After
watching Inglorious Bastards the other
day, it occurred to me that the movie was really about Landa. And
that felt kind of disturbing. Because Landa did not hate,
he didn't care much for the propaganda or the party or the
race. He just did what it took to
be successful in the system, to climb up the ladder,
and eventually, to save his own ass.
And
then I was watching Satyamev Jayate on YouTube. Its really encouraging to see
Aamir tackle issues that we as a society would rather not talk about.
Because the first step to fixing our problems is to acknowledge that
they exist, to break the silence. And then strive for a better
alternative that we know to be possible.
Which
brings me to something I read recently, by the philosopher Parker Palmer, on what he calls the Tragic Gap:
By “the tragic gap” I mean the gap between what is and what could and should be, the gap between the reality of a given situation and an alternative reality we know to be possible because we have experienced it.When I collapse into the reality of what is, I am likely to sink into corrosive cynicism: “Community is impossible, so I’m going to focus on getting my piece of the action and let the devil take the hindmost.”When I collapse into pure possibility, I am likely to float off into irrelevant idealism: “Oh, how lovely it would be if….”

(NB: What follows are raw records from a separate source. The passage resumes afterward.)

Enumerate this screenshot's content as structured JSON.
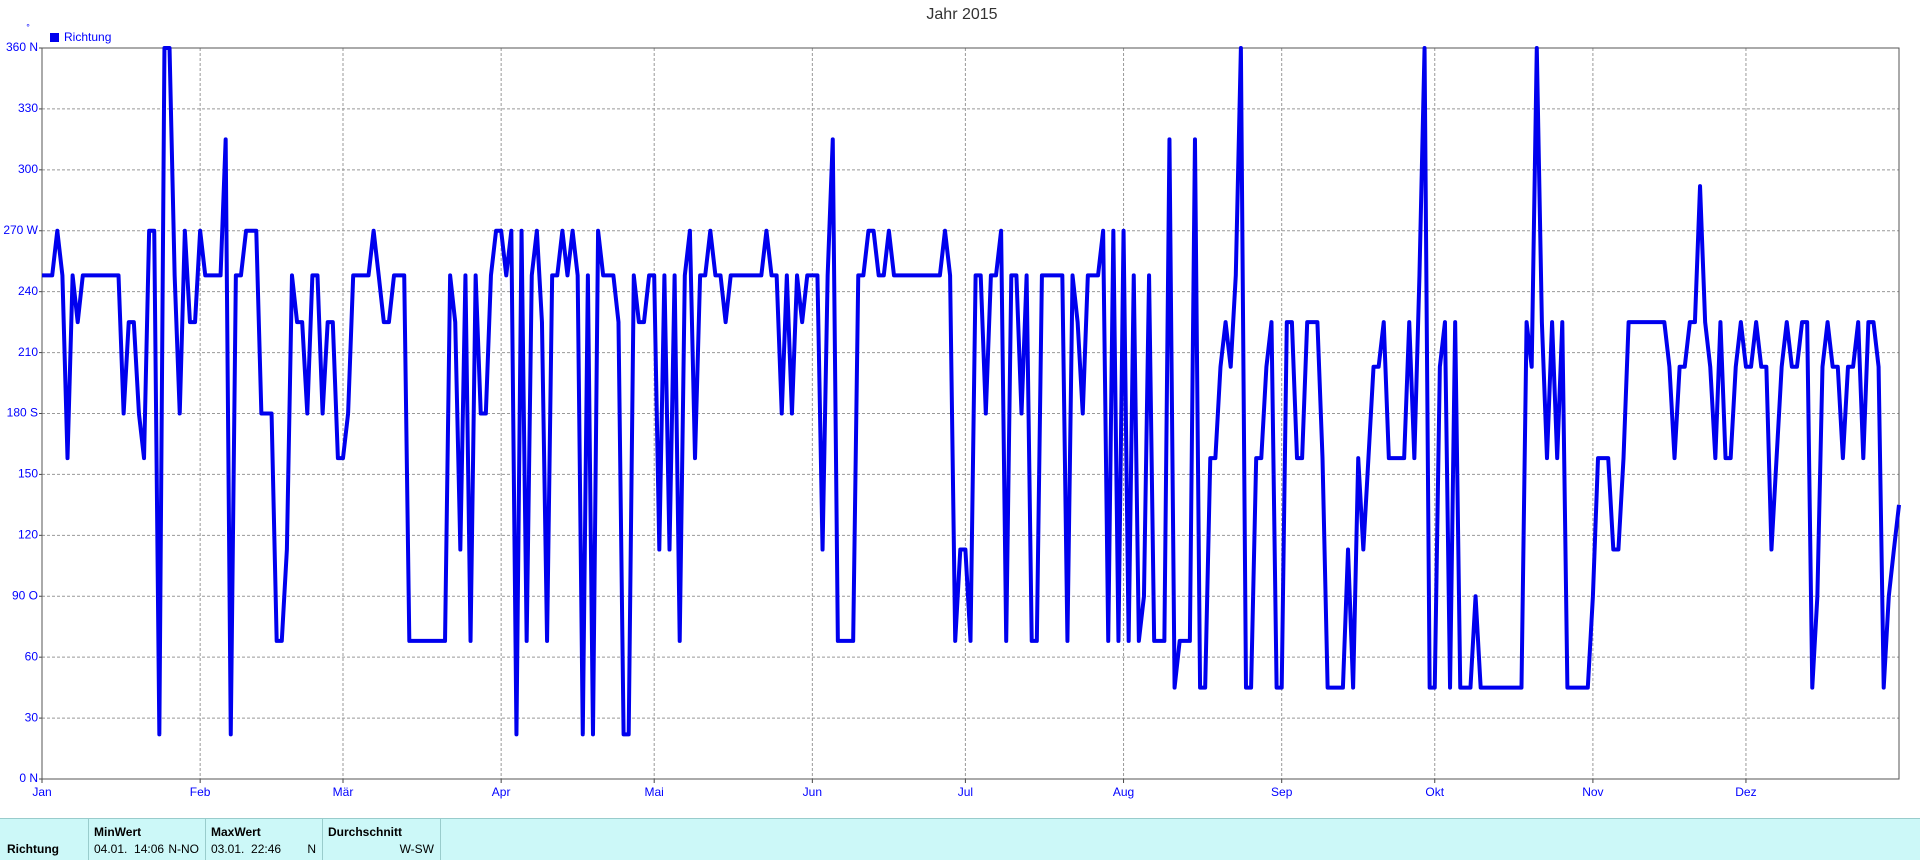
{
  "chart_data": {
    "type": "line",
    "title": "Jahr 2015",
    "y_unit": "°",
    "categories": [
      "Jan",
      null,
      null,
      null,
      null,
      null,
      null,
      null,
      null,
      null,
      null,
      null,
      null,
      null,
      null,
      null,
      null,
      null,
      null,
      null,
      null,
      null,
      null,
      null,
      null,
      null,
      null,
      null,
      null,
      null,
      null,
      "Feb",
      null,
      null,
      null,
      null,
      null,
      null,
      null,
      null,
      null,
      null,
      null,
      null,
      null,
      null,
      null,
      null,
      null,
      null,
      null,
      null,
      null,
      null,
      null,
      null,
      null,
      null,
      null,
      "Mär",
      null,
      null,
      null,
      null,
      null,
      null,
      null,
      null,
      null,
      null,
      null,
      null,
      null,
      null,
      null,
      null,
      null,
      null,
      null,
      null,
      null,
      null,
      null,
      null,
      null,
      null,
      null,
      null,
      null,
      null,
      "Apr",
      null,
      null,
      null,
      null,
      null,
      null,
      null,
      null,
      null,
      null,
      null,
      null,
      null,
      null,
      null,
      null,
      null,
      null,
      null,
      null,
      null,
      null,
      null,
      null,
      null,
      null,
      null,
      null,
      null,
      "Mai",
      null,
      null,
      null,
      null,
      null,
      null,
      null,
      null,
      null,
      null,
      null,
      null,
      null,
      null,
      null,
      null,
      null,
      null,
      null,
      null,
      null,
      null,
      null,
      null,
      null,
      null,
      null,
      null,
      null,
      null,
      "Jun",
      null,
      null,
      null,
      null,
      null,
      null,
      null,
      null,
      null,
      null,
      null,
      null,
      null,
      null,
      null,
      null,
      null,
      null,
      null,
      null,
      null,
      null,
      null,
      null,
      null,
      null,
      null,
      null,
      null,
      "Jul",
      null,
      null,
      null,
      null,
      null,
      null,
      null,
      null,
      null,
      null,
      null,
      null,
      null,
      null,
      null,
      null,
      null,
      null,
      null,
      null,
      null,
      null,
      null,
      null,
      null,
      null,
      null,
      null,
      null,
      null,
      "Aug",
      null,
      null,
      null,
      null,
      null,
      null,
      null,
      null,
      null,
      null,
      null,
      null,
      null,
      null,
      null,
      null,
      null,
      null,
      null,
      null,
      null,
      null,
      null,
      null,
      null,
      null,
      null,
      null,
      null,
      null,
      "Sep",
      null,
      null,
      null,
      null,
      null,
      null,
      null,
      null,
      null,
      null,
      null,
      null,
      null,
      null,
      null,
      null,
      null,
      null,
      null,
      null,
      null,
      null,
      null,
      null,
      null,
      null,
      null,
      null,
      null,
      "Okt",
      null,
      null,
      null,
      null,
      null,
      null,
      null,
      null,
      null,
      null,
      null,
      null,
      null,
      null,
      null,
      null,
      null,
      null,
      null,
      null,
      null,
      null,
      null,
      null,
      null,
      null,
      null,
      null,
      null,
      null,
      "Nov",
      null,
      null,
      null,
      null,
      null,
      null,
      null,
      null,
      null,
      null,
      null,
      null,
      null,
      null,
      null,
      null,
      null,
      null,
      null,
      null,
      null,
      null,
      null,
      null,
      null,
      null,
      null,
      null,
      null,
      "Dez",
      null,
      null,
      null,
      null,
      null,
      null,
      null,
      null,
      null,
      null,
      null,
      null,
      null,
      null,
      null,
      null,
      null,
      null,
      null,
      null,
      null,
      null,
      null,
      null,
      null,
      null,
      null,
      null,
      null,
      null
    ],
    "series": [
      {
        "name": "Richtung",
        "color": "#0000ee",
        "values": [
          248,
          248,
          248,
          270,
          248,
          158,
          248,
          225,
          248,
          248,
          248,
          248,
          248,
          248,
          248,
          248,
          180,
          225,
          225,
          180,
          158,
          270,
          270,
          22,
          360,
          360,
          248,
          180,
          270,
          225,
          225,
          270,
          248,
          248,
          248,
          248,
          315,
          22,
          248,
          248,
          270,
          270,
          270,
          180,
          180,
          180,
          68,
          68,
          113,
          248,
          225,
          225,
          180,
          248,
          248,
          180,
          225,
          225,
          158,
          158,
          180,
          248,
          248,
          248,
          248,
          270,
          248,
          225,
          225,
          248,
          248,
          248,
          68,
          68,
          68,
          68,
          68,
          68,
          68,
          68,
          248,
          225,
          113,
          248,
          68,
          248,
          180,
          180,
          248,
          270,
          270,
          248,
          270,
          22,
          270,
          68,
          248,
          270,
          225,
          68,
          248,
          248,
          270,
          248,
          270,
          248,
          22,
          248,
          22,
          270,
          248,
          248,
          248,
          225,
          22,
          22,
          248,
          225,
          225,
          248,
          248,
          113,
          248,
          113,
          248,
          68,
          248,
          270,
          158,
          248,
          248,
          270,
          248,
          248,
          225,
          248,
          248,
          248,
          248,
          248,
          248,
          248,
          270,
          248,
          248,
          180,
          248,
          180,
          248,
          225,
          248,
          248,
          248,
          113,
          248,
          315,
          68,
          68,
          68,
          68,
          248,
          248,
          270,
          270,
          248,
          248,
          270,
          248,
          248,
          248,
          248,
          248,
          248,
          248,
          248,
          248,
          248,
          270,
          248,
          68,
          113,
          113,
          68,
          248,
          248,
          180,
          248,
          248,
          270,
          68,
          248,
          248,
          180,
          248,
          68,
          68,
          248,
          248,
          248,
          248,
          248,
          68,
          248,
          225,
          180,
          248,
          248,
          248,
          270,
          68,
          270,
          68,
          270,
          68,
          248,
          68,
          90,
          248,
          68,
          68,
          68,
          315,
          45,
          68,
          68,
          68,
          315,
          45,
          45,
          158,
          158,
          203,
          225,
          203,
          248,
          360,
          45,
          45,
          158,
          158,
          203,
          225,
          45,
          45,
          225,
          225,
          158,
          158,
          225,
          225,
          225,
          158,
          45,
          45,
          45,
          45,
          113,
          45,
          158,
          113,
          158,
          203,
          203,
          225,
          158,
          158,
          158,
          158,
          225,
          158,
          248,
          360,
          45,
          45,
          203,
          225,
          45,
          225,
          45,
          45,
          45,
          90,
          45,
          45,
          45,
          45,
          45,
          45,
          45,
          45,
          45,
          225,
          203,
          360,
          225,
          158,
          225,
          158,
          225,
          45,
          45,
          45,
          45,
          45,
          90,
          158,
          158,
          158,
          113,
          113,
          158,
          225,
          225,
          225,
          225,
          225,
          225,
          225,
          225,
          203,
          158,
          203,
          203,
          225,
          225,
          292,
          225,
          203,
          158,
          225,
          158,
          158,
          203,
          225,
          203,
          203,
          225,
          203,
          203,
          113,
          158,
          203,
          225,
          203,
          203,
          225,
          225,
          45,
          90,
          203,
          225,
          203,
          203,
          158,
          203,
          203,
          225,
          158,
          225,
          225,
          203,
          45,
          90,
          113,
          135
        ]
      }
    ],
    "ylim": [
      0,
      360
    ],
    "yticks": [
      {
        "value": 0,
        "label": "0 N"
      },
      30,
      60,
      {
        "value": 90,
        "label": "90  O"
      },
      120,
      150,
      {
        "value": 180,
        "label": "180 S"
      },
      210,
      240,
      {
        "value": 270,
        "label": "270 W"
      },
      300,
      330,
      {
        "value": 360,
        "label": "360 N"
      }
    ],
    "grid": true,
    "legend": "top-left"
  },
  "stats_panel": {
    "row_label": "Richtung",
    "columns": [
      {
        "header": "MinWert",
        "date": "04.01.  14:06",
        "value": "N-NO"
      },
      {
        "header": "MaxWert",
        "date": "03.01.  22:46",
        "value": "N"
      },
      {
        "header": "Durchschnitt",
        "value": "W-SW"
      }
    ]
  }
}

Corrosive cynicism and irrelevant idealism may sound as if they are poles apart, but they take us to the same place: out of the gap and out of the action, out of those places we might make a life-giving contribution if we knew how to hold the tension.We don’t learn to hold tension in ways that open the heart by reading essays but by being around others who keep learning how to do it and invite us to try it for ourselves.
And
that last part is especially important, as I've learned from some of the wonderful people I've known over the years.